Immigrants who hail from different parts of the world come to the United States to pursue their idea of the American Dream. It isn’t difficult to encounter immigrant stories involving some form of persecution or extreme cases of poverty. For a lot of undocumented immigrants, residence in the United States can be the best way for them to carve out some form of reprieve from their challenging backgrounds. Tunde Wey joins the swarm of immigrants who come to the United States each year to realize their dreams. Wey’s story isn’t different from that of other immigrants but his experiences capture the challenges and unexpected rewards of being an undocumented immigrant in the United States.
Tunde Wey’s story starts in Nigeria. At the age of 16, Wey’s parents send him to the United States in hopes that Wey will become a doctor. Wey takes up science but the academic life proves to be far from rewarding for him. 15 years after he arrived in the United States and a string of college majors later, Wey realizes that his life’s calling is to be a cook. Wey abandons his academic career to pursue his ambitions of being a cook. Devoid of any formal training in the culinary arts, Wey begins to develop a cooking style culled from YouTube videos, experiences shared with his family in Nigeria, and a home grown gusto for well prepared Nigerian food.

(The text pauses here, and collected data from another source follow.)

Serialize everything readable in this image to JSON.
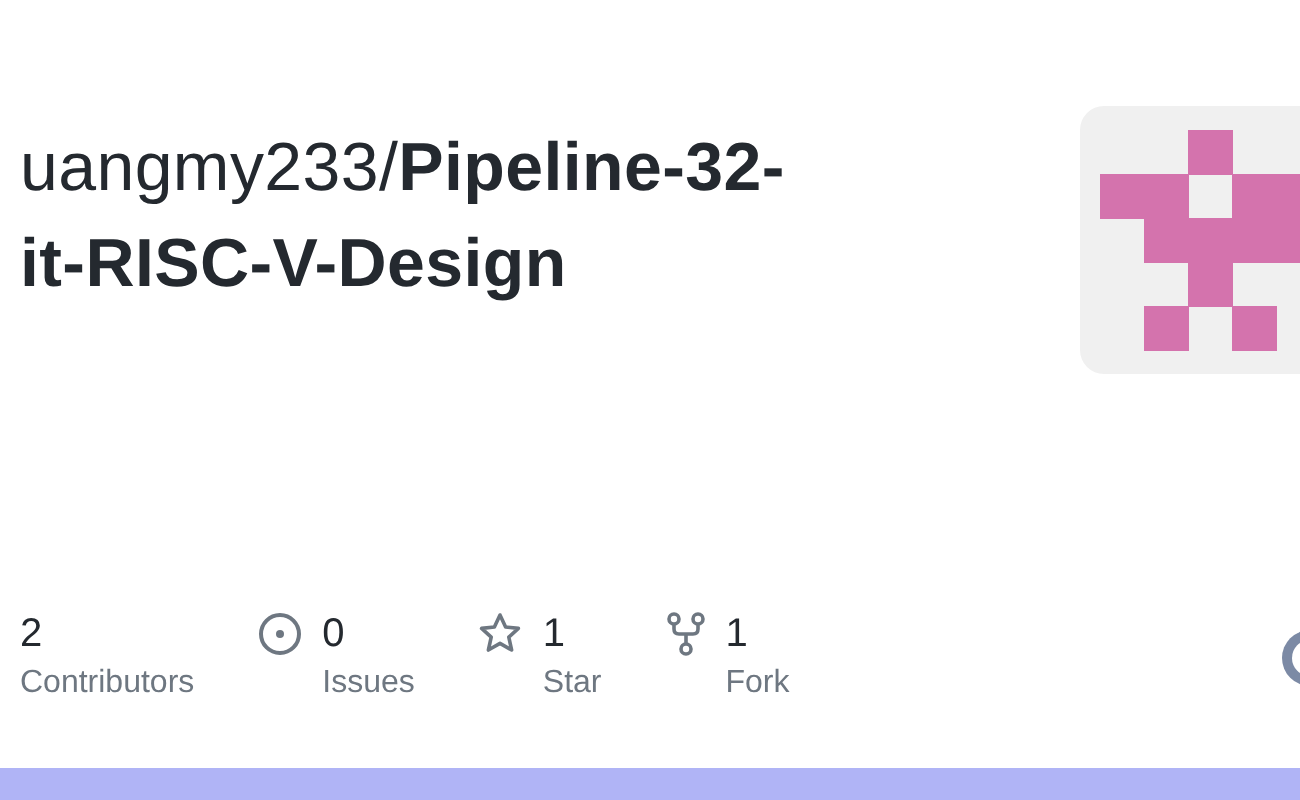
{
  "repo": {
    "owner": "uangmy233/",
    "name_line_1": "Pipeline-32-",
    "name_line_2": "it-RISC-V-Design"
  },
  "stats": [
    {
      "kind": "contributors",
      "count": "2",
      "label": "Contributors"
    },
    {
      "kind": "issues",
      "count": "0",
      "label": "Issues"
    },
    {
      "kind": "stars",
      "count": "1",
      "label": "Star"
    },
    {
      "kind": "forks",
      "count": "1",
      "label": "Fork"
    }
  ]
}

Wey’s journey led him to a brief professional stint in a Detroit restaurant called Revolver. While his time in Revolver was fleeting, he was able to develop the idea of putting up a series of Nigerian pop-up eating events during his tenure. Emboldened by this idea, Wey hopped on a greyhound bus and began cooking his way through a good portion of the East Coast. The dinner events that Wey puts up in each place that he visits is named after his birthplace in Nigeria, Lagos. Wey began to gradually build a reputation in the various food circles of the East Coast. Now, each Lagos event is packed with diners eager to get a taste of Wey’s distinctive way of preparing West African dishes.